Arbiter
Dependency manager library that supports decentralization
Contributing to Arbiter

It’s awesome that you’re interested in contributing! Here are a few guidelines that may prevent wasted effort.

Consider existing tasks

If you’d like to contribute but maybe aren’t sure where to start, see if there are any open issues with the help wanted tag. These are features or bug fixes that we want to have, but haven’t gotten around to, so the chances of getting your pull request merged are greater!

Prefer pull requests

If you know exactly how to implement the feature being suggested or fix the bug being reported, please open a pull request instead of an issue. Pull requests are easier than patches or inline code blocks for discussing and merging the changes.

Of course, if you can’t make the change yourself, or want to discuss whether the idea is interesting before diving into implementation, please open an issue after making sure that one isn’t already logged.

Match the code style

Please try to match the existing code style!
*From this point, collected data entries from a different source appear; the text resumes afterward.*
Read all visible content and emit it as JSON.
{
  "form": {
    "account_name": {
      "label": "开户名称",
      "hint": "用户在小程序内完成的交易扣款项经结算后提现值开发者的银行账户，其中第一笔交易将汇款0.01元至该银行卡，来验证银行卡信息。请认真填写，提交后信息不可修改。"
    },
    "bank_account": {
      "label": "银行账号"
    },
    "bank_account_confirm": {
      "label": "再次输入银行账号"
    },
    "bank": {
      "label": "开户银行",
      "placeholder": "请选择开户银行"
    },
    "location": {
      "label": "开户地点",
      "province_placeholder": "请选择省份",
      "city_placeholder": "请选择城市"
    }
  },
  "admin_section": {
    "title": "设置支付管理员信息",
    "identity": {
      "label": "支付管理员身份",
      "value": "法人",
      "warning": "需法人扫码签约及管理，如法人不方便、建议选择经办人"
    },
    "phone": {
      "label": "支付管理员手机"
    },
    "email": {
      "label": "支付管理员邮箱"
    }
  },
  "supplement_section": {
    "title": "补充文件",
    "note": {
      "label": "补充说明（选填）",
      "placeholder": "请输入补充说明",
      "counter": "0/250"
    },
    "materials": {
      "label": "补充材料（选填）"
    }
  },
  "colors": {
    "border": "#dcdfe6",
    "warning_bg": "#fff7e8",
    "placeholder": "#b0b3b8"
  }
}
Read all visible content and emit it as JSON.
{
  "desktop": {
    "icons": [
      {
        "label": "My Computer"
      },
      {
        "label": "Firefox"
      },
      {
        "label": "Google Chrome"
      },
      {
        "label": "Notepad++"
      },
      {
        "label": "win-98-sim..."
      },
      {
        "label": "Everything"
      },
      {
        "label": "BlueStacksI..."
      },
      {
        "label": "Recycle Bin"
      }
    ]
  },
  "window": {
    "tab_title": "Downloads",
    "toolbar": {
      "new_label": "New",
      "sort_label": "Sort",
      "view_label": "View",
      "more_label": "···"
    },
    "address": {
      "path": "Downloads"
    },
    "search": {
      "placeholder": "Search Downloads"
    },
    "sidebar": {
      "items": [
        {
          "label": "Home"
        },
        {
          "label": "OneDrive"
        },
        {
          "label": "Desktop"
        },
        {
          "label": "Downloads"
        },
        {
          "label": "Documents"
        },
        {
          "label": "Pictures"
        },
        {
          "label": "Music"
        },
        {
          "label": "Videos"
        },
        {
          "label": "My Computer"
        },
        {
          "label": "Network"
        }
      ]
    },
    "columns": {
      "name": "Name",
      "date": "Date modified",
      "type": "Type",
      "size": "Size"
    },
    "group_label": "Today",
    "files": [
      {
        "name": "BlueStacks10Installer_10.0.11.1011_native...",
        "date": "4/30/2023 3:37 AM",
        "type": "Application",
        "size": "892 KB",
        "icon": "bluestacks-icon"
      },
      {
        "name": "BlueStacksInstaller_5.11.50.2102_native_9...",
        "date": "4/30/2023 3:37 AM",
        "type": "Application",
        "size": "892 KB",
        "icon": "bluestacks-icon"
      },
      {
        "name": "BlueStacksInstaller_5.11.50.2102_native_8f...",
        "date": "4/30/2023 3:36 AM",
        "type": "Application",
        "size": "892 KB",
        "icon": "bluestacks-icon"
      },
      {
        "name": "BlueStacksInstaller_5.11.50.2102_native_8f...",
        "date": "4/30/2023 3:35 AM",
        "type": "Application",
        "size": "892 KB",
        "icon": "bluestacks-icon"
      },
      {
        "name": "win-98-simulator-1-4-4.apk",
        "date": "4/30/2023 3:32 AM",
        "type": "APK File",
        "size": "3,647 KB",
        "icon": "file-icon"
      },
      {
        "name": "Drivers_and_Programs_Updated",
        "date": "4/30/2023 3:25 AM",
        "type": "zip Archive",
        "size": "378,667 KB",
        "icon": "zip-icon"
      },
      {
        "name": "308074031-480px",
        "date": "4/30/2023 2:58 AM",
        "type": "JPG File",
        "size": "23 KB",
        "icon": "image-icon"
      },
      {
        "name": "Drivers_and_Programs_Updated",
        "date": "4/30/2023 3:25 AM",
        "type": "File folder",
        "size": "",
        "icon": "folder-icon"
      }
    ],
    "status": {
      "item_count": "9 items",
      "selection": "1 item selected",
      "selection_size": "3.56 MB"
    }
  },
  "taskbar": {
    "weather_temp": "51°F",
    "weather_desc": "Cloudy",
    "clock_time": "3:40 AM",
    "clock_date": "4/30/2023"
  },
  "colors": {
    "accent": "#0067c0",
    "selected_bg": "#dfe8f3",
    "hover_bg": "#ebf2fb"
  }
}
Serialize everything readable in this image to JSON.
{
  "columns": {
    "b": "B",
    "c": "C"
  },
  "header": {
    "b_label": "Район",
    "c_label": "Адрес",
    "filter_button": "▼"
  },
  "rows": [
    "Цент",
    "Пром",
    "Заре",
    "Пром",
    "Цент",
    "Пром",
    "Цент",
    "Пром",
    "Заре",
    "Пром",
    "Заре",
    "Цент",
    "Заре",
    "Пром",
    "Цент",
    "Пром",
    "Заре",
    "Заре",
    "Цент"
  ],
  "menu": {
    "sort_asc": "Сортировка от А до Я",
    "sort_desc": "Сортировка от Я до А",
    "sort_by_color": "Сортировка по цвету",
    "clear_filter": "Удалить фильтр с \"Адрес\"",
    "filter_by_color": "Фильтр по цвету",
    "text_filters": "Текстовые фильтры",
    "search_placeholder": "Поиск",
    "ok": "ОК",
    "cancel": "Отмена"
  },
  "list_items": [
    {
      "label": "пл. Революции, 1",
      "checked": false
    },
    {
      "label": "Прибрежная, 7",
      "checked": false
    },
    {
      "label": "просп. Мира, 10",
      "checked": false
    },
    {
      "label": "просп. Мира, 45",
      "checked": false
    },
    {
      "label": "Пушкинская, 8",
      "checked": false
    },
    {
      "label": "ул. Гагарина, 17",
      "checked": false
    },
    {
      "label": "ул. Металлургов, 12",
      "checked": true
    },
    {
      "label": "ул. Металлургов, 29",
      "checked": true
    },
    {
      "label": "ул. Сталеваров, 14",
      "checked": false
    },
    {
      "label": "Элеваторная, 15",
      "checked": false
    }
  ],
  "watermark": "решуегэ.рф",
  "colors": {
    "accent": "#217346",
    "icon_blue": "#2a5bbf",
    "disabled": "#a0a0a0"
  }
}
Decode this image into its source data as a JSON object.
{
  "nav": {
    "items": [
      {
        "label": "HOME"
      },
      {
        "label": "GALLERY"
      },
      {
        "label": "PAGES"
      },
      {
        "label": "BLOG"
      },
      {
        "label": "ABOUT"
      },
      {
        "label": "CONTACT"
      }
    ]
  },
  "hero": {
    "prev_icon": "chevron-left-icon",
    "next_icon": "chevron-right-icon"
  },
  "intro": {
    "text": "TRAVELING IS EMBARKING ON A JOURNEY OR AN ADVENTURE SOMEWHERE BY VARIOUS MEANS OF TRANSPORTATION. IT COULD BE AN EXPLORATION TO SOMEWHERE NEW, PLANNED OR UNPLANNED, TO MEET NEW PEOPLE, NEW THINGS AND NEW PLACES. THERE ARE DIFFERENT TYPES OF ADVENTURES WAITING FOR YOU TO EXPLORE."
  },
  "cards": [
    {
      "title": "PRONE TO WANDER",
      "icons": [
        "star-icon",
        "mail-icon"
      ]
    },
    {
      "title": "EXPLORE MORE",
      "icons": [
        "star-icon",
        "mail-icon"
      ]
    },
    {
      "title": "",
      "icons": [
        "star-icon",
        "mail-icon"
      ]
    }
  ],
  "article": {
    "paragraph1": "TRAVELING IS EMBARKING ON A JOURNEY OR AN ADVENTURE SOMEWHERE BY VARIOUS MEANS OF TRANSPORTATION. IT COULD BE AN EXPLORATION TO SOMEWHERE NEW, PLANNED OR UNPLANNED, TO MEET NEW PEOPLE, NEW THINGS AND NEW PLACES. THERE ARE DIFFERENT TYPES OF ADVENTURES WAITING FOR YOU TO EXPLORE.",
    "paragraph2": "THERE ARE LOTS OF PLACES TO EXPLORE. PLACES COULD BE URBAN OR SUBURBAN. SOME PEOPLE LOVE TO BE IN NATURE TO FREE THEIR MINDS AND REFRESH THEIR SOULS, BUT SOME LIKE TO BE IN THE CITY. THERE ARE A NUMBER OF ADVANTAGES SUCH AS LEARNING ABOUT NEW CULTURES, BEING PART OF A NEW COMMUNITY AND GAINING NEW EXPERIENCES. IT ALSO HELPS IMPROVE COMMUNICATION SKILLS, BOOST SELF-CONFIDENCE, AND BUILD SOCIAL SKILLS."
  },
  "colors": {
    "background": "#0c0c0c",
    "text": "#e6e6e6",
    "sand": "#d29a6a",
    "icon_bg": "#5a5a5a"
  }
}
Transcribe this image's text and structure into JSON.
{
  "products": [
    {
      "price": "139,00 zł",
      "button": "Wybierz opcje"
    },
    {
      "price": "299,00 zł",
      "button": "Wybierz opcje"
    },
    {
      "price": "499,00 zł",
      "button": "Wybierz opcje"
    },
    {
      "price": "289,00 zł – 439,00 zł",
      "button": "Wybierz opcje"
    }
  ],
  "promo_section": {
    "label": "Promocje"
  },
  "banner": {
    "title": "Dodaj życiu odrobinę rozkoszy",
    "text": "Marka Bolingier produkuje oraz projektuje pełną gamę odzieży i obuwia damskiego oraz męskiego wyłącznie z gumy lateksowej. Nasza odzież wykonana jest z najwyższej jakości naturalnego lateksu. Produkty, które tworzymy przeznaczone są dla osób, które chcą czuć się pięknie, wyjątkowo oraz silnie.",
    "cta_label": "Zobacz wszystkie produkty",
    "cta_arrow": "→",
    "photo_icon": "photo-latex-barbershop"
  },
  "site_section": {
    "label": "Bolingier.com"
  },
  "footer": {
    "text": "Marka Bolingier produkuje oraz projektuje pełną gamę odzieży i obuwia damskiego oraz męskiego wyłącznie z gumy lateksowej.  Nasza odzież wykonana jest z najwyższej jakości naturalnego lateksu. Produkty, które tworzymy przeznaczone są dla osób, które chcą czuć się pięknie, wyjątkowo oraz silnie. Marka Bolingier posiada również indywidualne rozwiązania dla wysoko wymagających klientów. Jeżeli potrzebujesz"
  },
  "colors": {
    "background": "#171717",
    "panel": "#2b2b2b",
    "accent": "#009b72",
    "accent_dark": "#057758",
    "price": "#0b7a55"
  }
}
This makes reviewing changes easier, and will result in less back-and-forth.

C in front, C++ in the back

Arbiter exposes a C99 interface, but is implemented using C++14 under the hood. Headers in src/ may contain C++ code, but all headers in include/ should be C only.

When adding new files, please use #include guards and #pragma once as seen in our other headers, and minimize cross-header includes as much as possible.

Getting started

After checking out the repository, you should be able to run make check to build the library, all examples, and all bindings, then run the test suite.

If for some reason this step fails, please open an issue if one doesn’t already exist.